両親が丹精に手を入れた庭が主屋の南側にあり、その向こうに広大な生産緑地が広がるという恵まれた立地。ボリューム的に主屋とこの住宅がL型配置になるところを、主屋からの眺めを最大限確保するために約30度開いた鈍角のL型に配置しています。

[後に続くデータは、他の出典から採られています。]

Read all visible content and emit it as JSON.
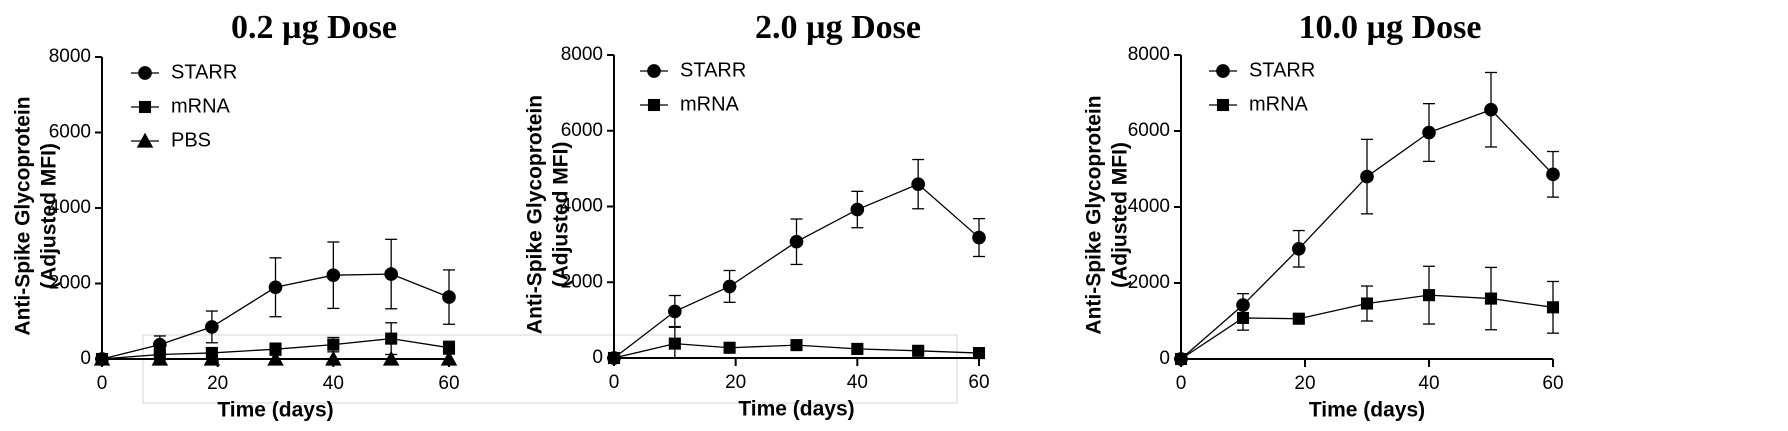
{
  "chart_data": [
    {
      "type": "line",
      "title": "0.2 µg Dose",
      "xlabel": "Time (days)",
      "ylabel_line1": "Anti-Spike Glycoprotein",
      "ylabel_line2": "(Adjusted MFI)",
      "xlim": [
        0,
        60
      ],
      "ylim": [
        0,
        8000
      ],
      "xticks": [
        0,
        20,
        40,
        60
      ],
      "yticks": [
        0,
        2000,
        4000,
        6000,
        8000
      ],
      "grid": false,
      "legend_position": "top-left",
      "series": [
        {
          "name": "STARR",
          "marker": "circle",
          "x": [
            0,
            10,
            19,
            30,
            40,
            50,
            60
          ],
          "y": [
            0,
            380,
            850,
            1900,
            2220,
            2250,
            1640
          ],
          "err": [
            0,
            230,
            420,
            780,
            880,
            920,
            720
          ]
        },
        {
          "name": "mRNA",
          "marker": "square",
          "x": [
            0,
            10,
            19,
            30,
            40,
            50,
            60
          ],
          "y": [
            0,
            120,
            160,
            260,
            380,
            540,
            300
          ],
          "err": [
            0,
            110,
            140,
            160,
            190,
            420,
            170
          ]
        },
        {
          "name": "PBS",
          "marker": "triangle",
          "x": [
            0,
            10,
            19,
            30,
            40,
            50,
            60
          ],
          "y": [
            0,
            0,
            0,
            0,
            0,
            0,
            0
          ],
          "err": [
            0,
            0,
            0,
            0,
            0,
            0,
            0
          ]
        }
      ]
    },
    {
      "type": "line",
      "title": "2.0 µg Dose",
      "xlabel": "Time (days)",
      "ylabel_line1": "Anti-Spike Glycoprotein",
      "ylabel_line2": "(Adjusted MFI)",
      "xlim": [
        0,
        60
      ],
      "ylim": [
        0,
        8000
      ],
      "xticks": [
        0,
        20,
        40,
        60
      ],
      "yticks": [
        0,
        2000,
        4000,
        6000,
        8000
      ],
      "grid": false,
      "legend_position": "top-left",
      "series": [
        {
          "name": "STARR",
          "marker": "circle",
          "x": [
            0,
            10,
            19,
            30,
            40,
            50,
            60
          ],
          "y": [
            0,
            1230,
            1890,
            3070,
            3920,
            4590,
            3180
          ],
          "err": [
            0,
            420,
            420,
            600,
            480,
            650,
            500
          ]
        },
        {
          "name": "mRNA",
          "marker": "square",
          "x": [
            0,
            10,
            19,
            30,
            40,
            50,
            60
          ],
          "y": [
            0,
            380,
            270,
            340,
            240,
            190,
            130
          ],
          "err": [
            0,
            450,
            90,
            80,
            60,
            60,
            60
          ]
        }
      ]
    },
    {
      "type": "line",
      "title": "10.0 µg Dose",
      "xlabel": "Time (days)",
      "ylabel_line1": "Anti-Spike Glycoprotein",
      "ylabel_line2": "(Adjusted MFI)",
      "xlim": [
        0,
        60
      ],
      "ylim": [
        0,
        8000
      ],
      "xticks": [
        0,
        20,
        40,
        60
      ],
      "yticks": [
        0,
        2000,
        4000,
        6000,
        8000
      ],
      "grid": false,
      "legend_position": "top-left",
      "series": [
        {
          "name": "STARR",
          "marker": "circle",
          "x": [
            0,
            10,
            19,
            30,
            40,
            50,
            60
          ],
          "y": [
            0,
            1420,
            2900,
            4800,
            5960,
            6560,
            4860
          ],
          "err": [
            0,
            300,
            480,
            980,
            760,
            980,
            600
          ]
        },
        {
          "name": "mRNA",
          "marker": "square",
          "x": [
            0,
            10,
            19,
            30,
            40,
            50,
            60
          ],
          "y": [
            0,
            1080,
            1060,
            1460,
            1680,
            1590,
            1360
          ],
          "err": [
            0,
            320,
            80,
            460,
            760,
            820,
            680
          ]
        }
      ]
    }
  ]
}
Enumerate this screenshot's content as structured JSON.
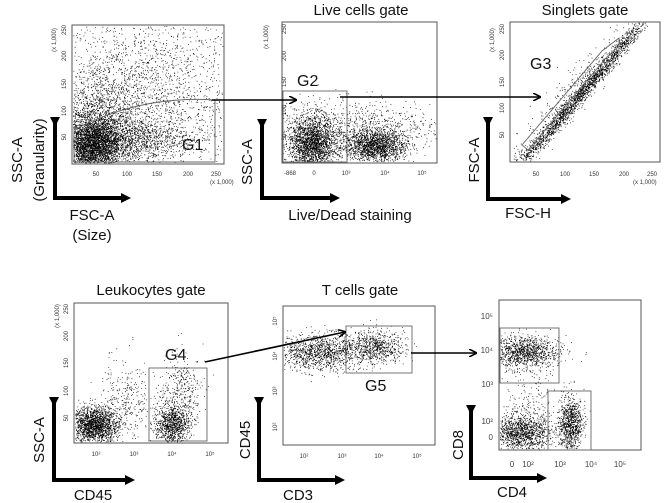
{
  "panels": [
    {
      "id": "p1",
      "title": "",
      "gate": "G1",
      "x_label": "FSC-A",
      "x_sub": "(Size)",
      "y_label": "SSC-A",
      "y_sub": "(Granularity)",
      "x_ticks": [
        "50",
        "100",
        "150",
        "200",
        "250"
      ],
      "y_ticks": [
        "50",
        "100",
        "150",
        "200",
        "250"
      ],
      "x_scale": "(x 1,000)",
      "y_scale": "(x 1,000)"
    },
    {
      "id": "p2",
      "title": "Live cells gate",
      "gate": "G2",
      "x_label": "Live/Dead staining",
      "y_label": "SSC-A",
      "x_ticks": [
        "-868",
        "0",
        "10³",
        "10⁴",
        "10⁵"
      ],
      "y_ticks": [
        "50",
        "100",
        "150",
        "200",
        "250"
      ],
      "y_scale": "(x 1,000)"
    },
    {
      "id": "p3",
      "title": "Singlets gate",
      "gate": "G3",
      "x_label": "FSC-H",
      "y_label": "FSC-A",
      "x_ticks": [
        "50",
        "100",
        "150",
        "200",
        "250"
      ],
      "y_ticks": [
        "50",
        "100",
        "150",
        "200",
        "250"
      ],
      "x_scale": "(x 1,000)",
      "y_scale": "(x 1,000)"
    },
    {
      "id": "p4",
      "title": "Leukocytes gate",
      "gate": "G4",
      "x_label": "CD45",
      "y_label": "SSC-A",
      "x_ticks": [
        "10²",
        "10³",
        "10⁴",
        "10⁵"
      ],
      "y_ticks": [
        "50",
        "100",
        "150",
        "200",
        "250"
      ],
      "y_scale": "(x 1,000)"
    },
    {
      "id": "p5",
      "title": "T cells gate",
      "gate": "G5",
      "x_label": "CD3",
      "y_label": "CD45",
      "x_ticks": [
        "10²",
        "10³",
        "10⁴",
        "10⁵"
      ],
      "y_ticks": [
        "10²",
        "10³",
        "10⁴",
        "10⁵"
      ]
    },
    {
      "id": "p6",
      "title": "",
      "gate": "",
      "x_label": "CD4",
      "y_label": "CD8",
      "x_ticks": [
        "0",
        "10²",
        "10³",
        "10⁴",
        "10⁵"
      ],
      "y_ticks": [
        "0",
        "10²",
        "10³",
        "10⁴",
        "10⁵"
      ]
    }
  ]
}
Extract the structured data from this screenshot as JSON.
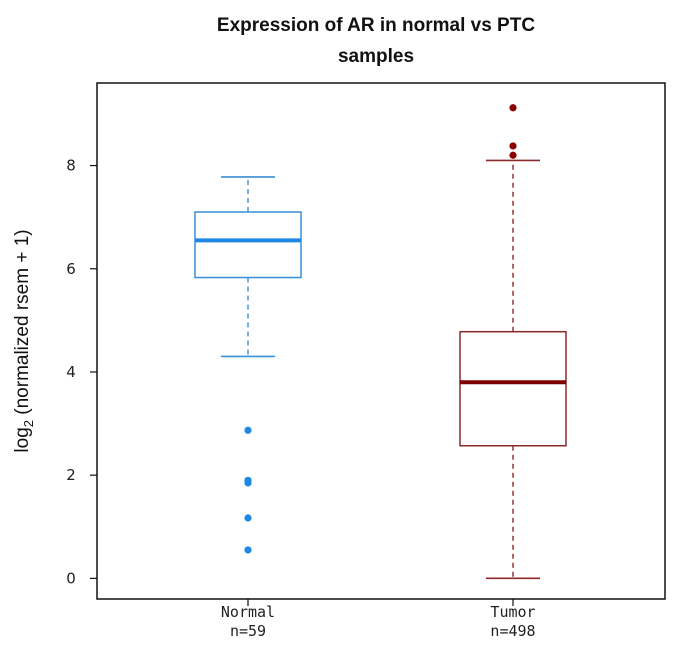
{
  "chart_data": {
    "type": "boxplot",
    "title_line1": "Expression of AR in normal vs PTC",
    "title_line2": "samples",
    "ylabel_main": "log",
    "ylabel_sub": "2",
    "ylabel_rest": " (normalized rsem + 1)",
    "ylim": [
      -0.4,
      9.6
    ],
    "yticks": [
      0,
      2,
      4,
      6,
      8
    ],
    "categories": [
      {
        "name": "Normal",
        "count_label": "n=59",
        "color": "#3a8fd9",
        "median_color": "#1e88e5",
        "outlier_color": "#1e88e5",
        "whisker_low": 4.3,
        "q1": 5.83,
        "median": 6.55,
        "q3": 7.1,
        "whisker_high": 7.78,
        "outliers": [
          2.87,
          1.9,
          1.85,
          1.17,
          0.55
        ]
      },
      {
        "name": "Tumor",
        "count_label": "n=498",
        "color": "#8b2a2a",
        "median_color": "#7a0000",
        "outlier_color": "#8b0000",
        "whisker_low": 0.0,
        "q1": 2.57,
        "median": 3.8,
        "q3": 4.78,
        "whisker_high": 8.1,
        "outliers": [
          8.2,
          8.38,
          9.12
        ]
      }
    ]
  }
}
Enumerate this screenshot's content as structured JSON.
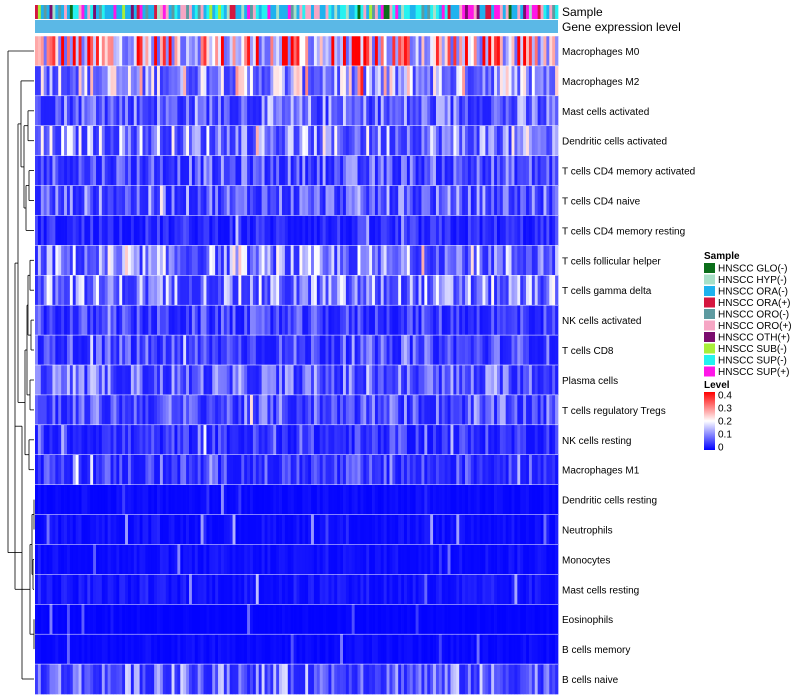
{
  "chart_data": {
    "type": "heatmap",
    "title": "",
    "annotation_tracks": [
      "Sample",
      "Gene expression level"
    ],
    "rows": [
      {
        "label": "Macrophages M0",
        "mean": 0.3
      },
      {
        "label": "Macrophages M2",
        "mean": 0.17
      },
      {
        "label": "Mast cells activated",
        "mean": 0.1
      },
      {
        "label": "Dendritic cells activated",
        "mean": 0.13
      },
      {
        "label": "T cells CD4 memory activated",
        "mean": 0.08
      },
      {
        "label": "T cells CD4 naive",
        "mean": 0.09
      },
      {
        "label": "T cells CD4 memory resting",
        "mean": 0.04
      },
      {
        "label": "T cells follicular helper",
        "mean": 0.12
      },
      {
        "label": "T cells gamma delta",
        "mean": 0.12
      },
      {
        "label": "NK cells activated",
        "mean": 0.06
      },
      {
        "label": "T cells CD8",
        "mean": 0.07
      },
      {
        "label": "Plasma cells",
        "mean": 0.09
      },
      {
        "label": "T cells regulatory  Tregs",
        "mean": 0.08
      },
      {
        "label": "NK cells resting",
        "mean": 0.05
      },
      {
        "label": "Macrophages M1",
        "mean": 0.06
      },
      {
        "label": "Dendritic cells resting",
        "mean": 0.01
      },
      {
        "label": "Neutrophils",
        "mean": 0.015
      },
      {
        "label": "Monocytes",
        "mean": 0.015
      },
      {
        "label": "Mast cells resting",
        "mean": 0.02
      },
      {
        "label": "Eosinophils",
        "mean": 0.005
      },
      {
        "label": "B cells memory",
        "mean": 0.01
      },
      {
        "label": "B cells naive",
        "mean": 0.1
      }
    ],
    "n_samples": 180,
    "sample_legend": {
      "title": "Sample",
      "items": [
        {
          "label": "HNSCC GLO(-)",
          "color": "#0b6e1a"
        },
        {
          "label": "HNSCC HYP(-)",
          "color": "#a8e0c8"
        },
        {
          "label": "HNSCC ORA(-)",
          "color": "#1fb2ee"
        },
        {
          "label": "HNSCC ORA(+)",
          "color": "#d5163f"
        },
        {
          "label": "HNSCC ORO(-)",
          "color": "#5d9aa0"
        },
        {
          "label": "HNSCC ORO(+)",
          "color": "#f6a6c4"
        },
        {
          "label": "HNSCC OTH(+)",
          "color": "#7a0c6e"
        },
        {
          "label": "HNSCC SUB(-)",
          "color": "#a8ee3a"
        },
        {
          "label": "HNSCC SUP(-)",
          "color": "#25f2f0"
        },
        {
          "label": "HNSCC SUP(+)",
          "color": "#ff16e8"
        }
      ]
    },
    "level_legend": {
      "title": "Level",
      "range": [
        0,
        0.4
      ],
      "ticks": [
        "0.4",
        "0.3",
        "0.2",
        "0.1",
        "0"
      ],
      "colors": [
        "#0000ff",
        "#ffffff",
        "#ff0000"
      ]
    },
    "gene_expression_color": "#5bb8e6"
  }
}
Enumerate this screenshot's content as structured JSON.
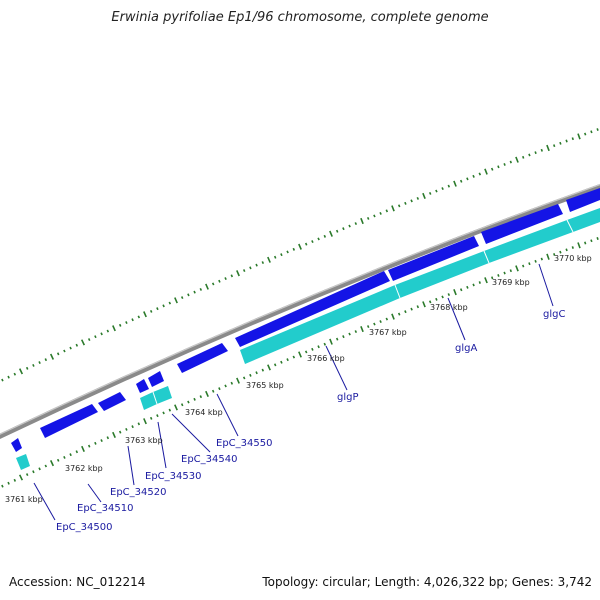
{
  "title": "Erwinia pyrifoliae Ep1/96 chromosome, complete genome",
  "footer": {
    "accession": "Accession: NC_012214",
    "summary": "Topology: circular; Length: 4,026,322 bp; Genes: 3,742"
  },
  "colors": {
    "backbone": "#8a8a8a",
    "forward_cds": "#1414e6",
    "reverse_cds": "#22cccc",
    "tick": "#2b7a2b",
    "gene_label": "#1a1aa0",
    "kbp_label": "#222222"
  },
  "kbp_labels": [
    "3761 kbp",
    "3762 kbp",
    "3763 kbp",
    "3764 kbp",
    "3765 kbp",
    "3766 kbp",
    "3767 kbp",
    "3768 kbp",
    "3769 kbp",
    "3770 kbp"
  ],
  "gene_labels": [
    "EpC_34500",
    "EpC_34510",
    "EpC_34520",
    "EpC_34530",
    "EpC_34540",
    "EpC_34550",
    "glgP",
    "glgA",
    "glgC"
  ]
}
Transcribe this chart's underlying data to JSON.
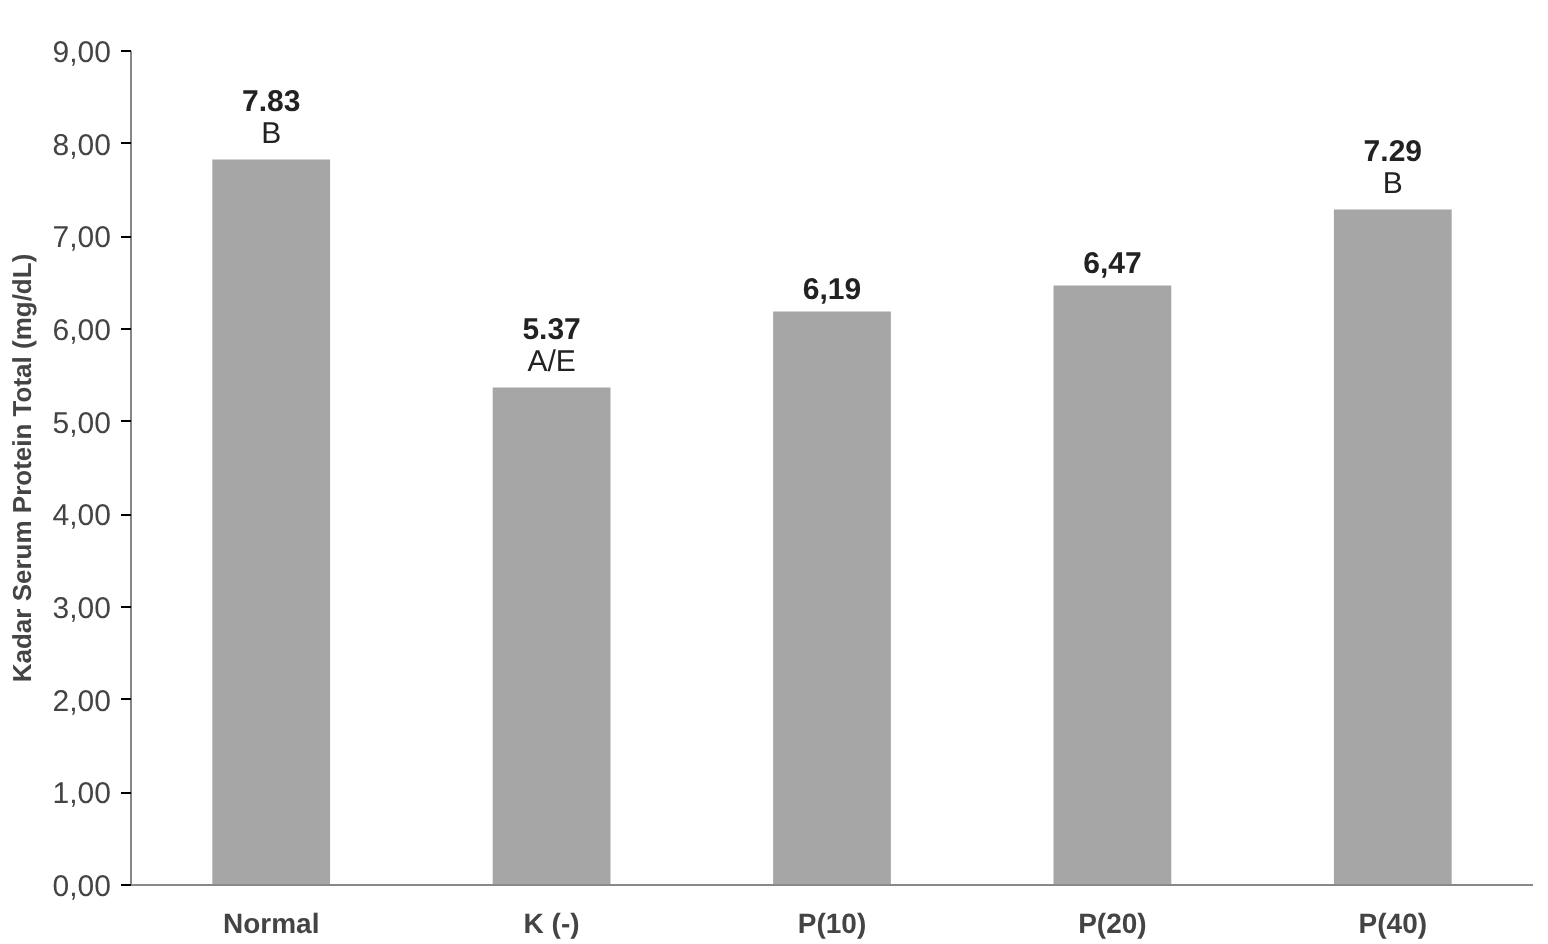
{
  "chart_data": {
    "type": "bar",
    "ylabel": "Kadar Serum Protein Total (mg/dL)",
    "categories": [
      "Normal",
      "K (-)",
      "P(10)",
      "P(20)",
      "P(40)"
    ],
    "values": [
      7.83,
      5.37,
      6.19,
      6.47,
      7.29
    ],
    "value_labels": [
      "7.83",
      "5.37",
      "6,19",
      "6,47",
      "7.29"
    ],
    "color": "#a6a6a6",
    "ylim": [
      0,
      9
    ],
    "yticks": [
      {
        "value": 0,
        "label": "0,00"
      },
      {
        "value": 1,
        "label": "1,00"
      },
      {
        "value": 2,
        "label": "2,00"
      },
      {
        "value": 3,
        "label": "3,00"
      },
      {
        "value": 4,
        "label": "4,00"
      },
      {
        "value": 5,
        "label": "5,00"
      },
      {
        "value": 6,
        "label": "6,00"
      },
      {
        "value": 7,
        "label": "7,00"
      },
      {
        "value": 8,
        "label": "8,00"
      },
      {
        "value": 9,
        "label": "9,00"
      }
    ],
    "annotations": [
      {
        "text": "B",
        "x": "Normal",
        "y": 7.83
      },
      {
        "text": "A/E",
        "x": "K (-)",
        "y": 5.37
      },
      {
        "text": "B",
        "x": "P(40)",
        "y": 7.29
      }
    ],
    "grid": false
  }
}
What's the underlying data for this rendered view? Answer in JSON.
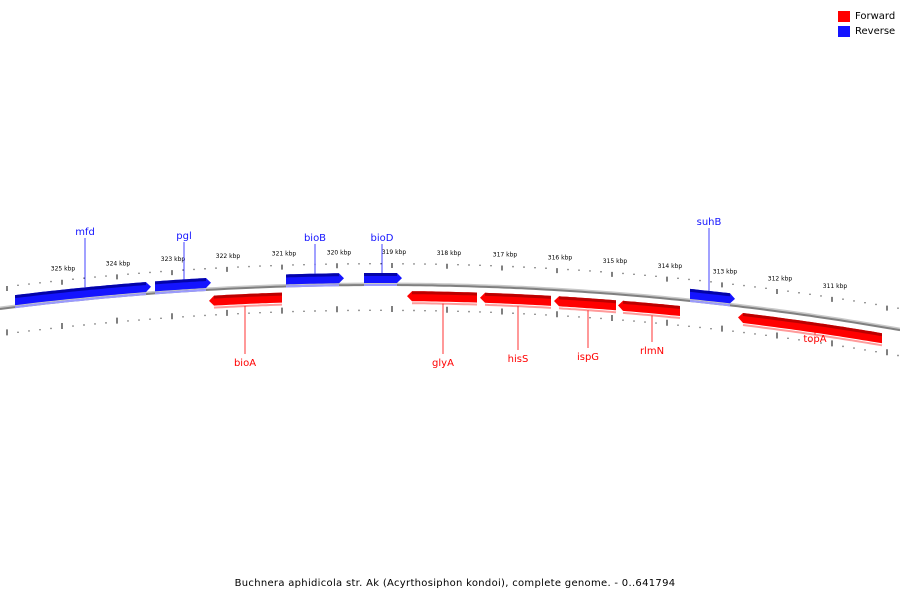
{
  "legend": {
    "forward_label": "Forward",
    "reverse_label": "Reverse"
  },
  "colors": {
    "forward": "#ff0000",
    "forward_dark": "#b00000",
    "reverse": "#1414ff",
    "reverse_dark": "#00009a",
    "backbone": "#808080"
  },
  "caption": "Buchnera aphidicola str. Ak (Acyrthosiphon kondoi), complete genome. - 0..641794",
  "tick_labels": [
    "325 kbp",
    "324 kbp",
    "323 kbp",
    "322 kbp",
    "321 kbp",
    "320 kbp",
    "319 kbp",
    "318 kbp",
    "317 kbp",
    "316 kbp",
    "315 kbp",
    "314 kbp",
    "313 kbp",
    "312 kbp",
    "311 kbp"
  ],
  "genes": [
    {
      "name": "mfd",
      "strand": "reverse"
    },
    {
      "name": "pgl",
      "strand": "reverse"
    },
    {
      "name": "bioA",
      "strand": "forward"
    },
    {
      "name": "bioB",
      "strand": "reverse"
    },
    {
      "name": "bioD",
      "strand": "reverse"
    },
    {
      "name": "glyA",
      "strand": "forward"
    },
    {
      "name": "hisS",
      "strand": "forward"
    },
    {
      "name": "ispG",
      "strand": "forward"
    },
    {
      "name": "rlmN",
      "strand": "forward"
    },
    {
      "name": "suhB",
      "strand": "reverse"
    },
    {
      "name": "topA",
      "strand": "forward"
    }
  ]
}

南北に走る壁を境に、主屋の庭に面する東側をパブリック、西側を寝室・浴室などのプライベートというように明快なゾーン分けをしていますが、その壁を象徴的に扱うために、こて跡の残る珪藻土の左官で仕上げました。左官壁は、壁沿いに設けたトップライトとプリズムルーバーからの光と影を刻一刻と映し出してくれます。とくに〝光のあやとり〟と呼べるような幾条もの光が壁を伝う様子が、晴れた日のお昼ごろに見られます。
豊かな庭に面して大きな開口とデッキがあります。
東京郊外の自宅を設計してもらいました。10年以上温めていた様々なアイディアを、時折渋い顔をしながらも、辛抱強く図面にまとめ見事に実現してくれました。
住み始めて3年以上たっても、日々新しい発見がある住んで楽しい家に仕上がり、テレワークの時代にも期せずしてマッチしています。
学生時代からの友人ですが、夫婦それぞれの得意分野を生かしながら、何事にもまじめに真摯に対応してくれる設計室です。